Bertrand Russell: What He Believed

Readers of this blog know that Bertrand Russell (1872 – 1970) is one of my intellectual heroes. In the video above, filmed when Russell was about ninety years old, he explains why he isn’t religious.

Of course, Russell knows that rational arguments will not convince most people—a fact I discovered teaching philosophy for many years. As I said many times people don’t want to know, they want to believe. And the belief in immortality has deep roots—it is based primarily on the fear of death. (For more Russell on religion see Why I Am Not a Christian, which I recommend highly.)

Naturally, Russell’s views go beyond religion. He is probably the most important logician in the history of philosophy—the inventor/discoverer of symbolic logic without which we couldn’t have modern computing.

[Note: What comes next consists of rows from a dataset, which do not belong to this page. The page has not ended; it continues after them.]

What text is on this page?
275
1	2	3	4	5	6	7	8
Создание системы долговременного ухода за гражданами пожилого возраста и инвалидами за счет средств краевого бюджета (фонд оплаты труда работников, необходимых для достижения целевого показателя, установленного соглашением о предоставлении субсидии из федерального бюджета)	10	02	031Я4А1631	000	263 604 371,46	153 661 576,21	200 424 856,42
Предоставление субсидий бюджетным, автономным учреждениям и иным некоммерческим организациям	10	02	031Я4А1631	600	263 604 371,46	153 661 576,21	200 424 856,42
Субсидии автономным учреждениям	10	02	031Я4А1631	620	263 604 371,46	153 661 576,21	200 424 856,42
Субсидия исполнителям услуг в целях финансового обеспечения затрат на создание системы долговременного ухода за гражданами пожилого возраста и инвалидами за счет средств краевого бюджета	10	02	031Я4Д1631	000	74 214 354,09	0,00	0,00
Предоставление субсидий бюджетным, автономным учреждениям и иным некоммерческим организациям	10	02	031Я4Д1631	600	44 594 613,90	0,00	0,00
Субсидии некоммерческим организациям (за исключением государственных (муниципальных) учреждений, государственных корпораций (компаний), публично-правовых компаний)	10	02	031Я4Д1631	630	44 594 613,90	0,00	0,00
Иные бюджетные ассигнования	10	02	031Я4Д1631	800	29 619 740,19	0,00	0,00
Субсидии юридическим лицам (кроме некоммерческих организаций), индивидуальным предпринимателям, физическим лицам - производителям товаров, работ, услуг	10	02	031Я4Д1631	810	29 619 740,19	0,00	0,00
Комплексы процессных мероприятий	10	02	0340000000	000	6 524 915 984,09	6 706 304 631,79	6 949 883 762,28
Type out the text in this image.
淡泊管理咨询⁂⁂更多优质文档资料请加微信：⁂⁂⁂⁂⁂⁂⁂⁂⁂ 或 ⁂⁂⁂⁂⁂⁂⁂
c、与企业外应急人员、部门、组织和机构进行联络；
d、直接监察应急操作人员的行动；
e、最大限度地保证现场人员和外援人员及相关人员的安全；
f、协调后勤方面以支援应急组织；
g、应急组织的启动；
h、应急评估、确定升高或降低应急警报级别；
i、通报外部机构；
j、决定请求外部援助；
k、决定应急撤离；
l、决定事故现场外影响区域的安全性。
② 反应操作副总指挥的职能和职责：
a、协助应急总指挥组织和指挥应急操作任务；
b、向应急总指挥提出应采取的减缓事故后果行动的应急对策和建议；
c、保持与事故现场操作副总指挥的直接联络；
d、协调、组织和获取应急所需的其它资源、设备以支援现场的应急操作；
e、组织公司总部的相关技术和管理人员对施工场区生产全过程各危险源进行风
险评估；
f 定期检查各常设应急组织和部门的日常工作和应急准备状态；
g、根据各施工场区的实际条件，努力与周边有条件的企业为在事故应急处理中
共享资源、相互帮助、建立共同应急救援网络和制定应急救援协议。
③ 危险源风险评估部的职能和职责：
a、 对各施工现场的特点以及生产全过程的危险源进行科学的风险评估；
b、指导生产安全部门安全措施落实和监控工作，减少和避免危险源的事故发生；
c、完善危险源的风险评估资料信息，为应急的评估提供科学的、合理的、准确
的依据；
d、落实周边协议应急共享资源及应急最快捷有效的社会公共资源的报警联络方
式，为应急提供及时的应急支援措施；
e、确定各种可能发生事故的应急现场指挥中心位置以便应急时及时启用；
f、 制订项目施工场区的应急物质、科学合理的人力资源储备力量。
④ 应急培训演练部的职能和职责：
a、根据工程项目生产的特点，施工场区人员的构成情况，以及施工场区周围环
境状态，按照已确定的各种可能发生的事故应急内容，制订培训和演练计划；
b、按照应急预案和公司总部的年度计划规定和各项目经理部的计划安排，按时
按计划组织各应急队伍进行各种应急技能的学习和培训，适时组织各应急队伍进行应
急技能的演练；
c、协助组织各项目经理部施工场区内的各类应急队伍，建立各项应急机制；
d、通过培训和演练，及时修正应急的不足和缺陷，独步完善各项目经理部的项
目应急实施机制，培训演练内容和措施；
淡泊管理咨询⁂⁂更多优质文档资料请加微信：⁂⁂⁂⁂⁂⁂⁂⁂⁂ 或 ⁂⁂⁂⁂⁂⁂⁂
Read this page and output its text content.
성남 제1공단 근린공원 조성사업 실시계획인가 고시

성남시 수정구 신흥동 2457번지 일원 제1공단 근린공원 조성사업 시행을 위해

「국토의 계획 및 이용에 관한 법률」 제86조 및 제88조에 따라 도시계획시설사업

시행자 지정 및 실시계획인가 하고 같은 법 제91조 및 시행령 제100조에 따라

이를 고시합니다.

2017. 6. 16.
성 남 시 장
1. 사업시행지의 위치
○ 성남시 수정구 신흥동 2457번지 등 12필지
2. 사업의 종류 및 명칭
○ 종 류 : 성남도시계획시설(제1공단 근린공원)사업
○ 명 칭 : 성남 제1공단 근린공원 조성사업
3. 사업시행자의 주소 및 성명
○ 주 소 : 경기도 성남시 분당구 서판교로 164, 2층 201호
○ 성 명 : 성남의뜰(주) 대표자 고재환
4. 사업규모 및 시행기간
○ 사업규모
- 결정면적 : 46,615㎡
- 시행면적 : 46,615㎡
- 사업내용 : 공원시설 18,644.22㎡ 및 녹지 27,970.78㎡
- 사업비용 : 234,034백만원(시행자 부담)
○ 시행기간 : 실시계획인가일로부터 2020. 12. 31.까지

Moreover, he was one of the world’s greatest mathematicians who is renowned for Russell’s paradox which showed that Cantor’s naive notions about mathematical sets led to contradictions. He also won a Nobel Prize for literature and published nearly 100 books, many of which are philosophical classics. His voluminous writings in logic, science, politics, and both popular and academic philosophy qualify him as one of the great thinkers in Western philosophy. In fact, a good case can be made that Russell was the greatest philosopher in the Western intellectual tradition.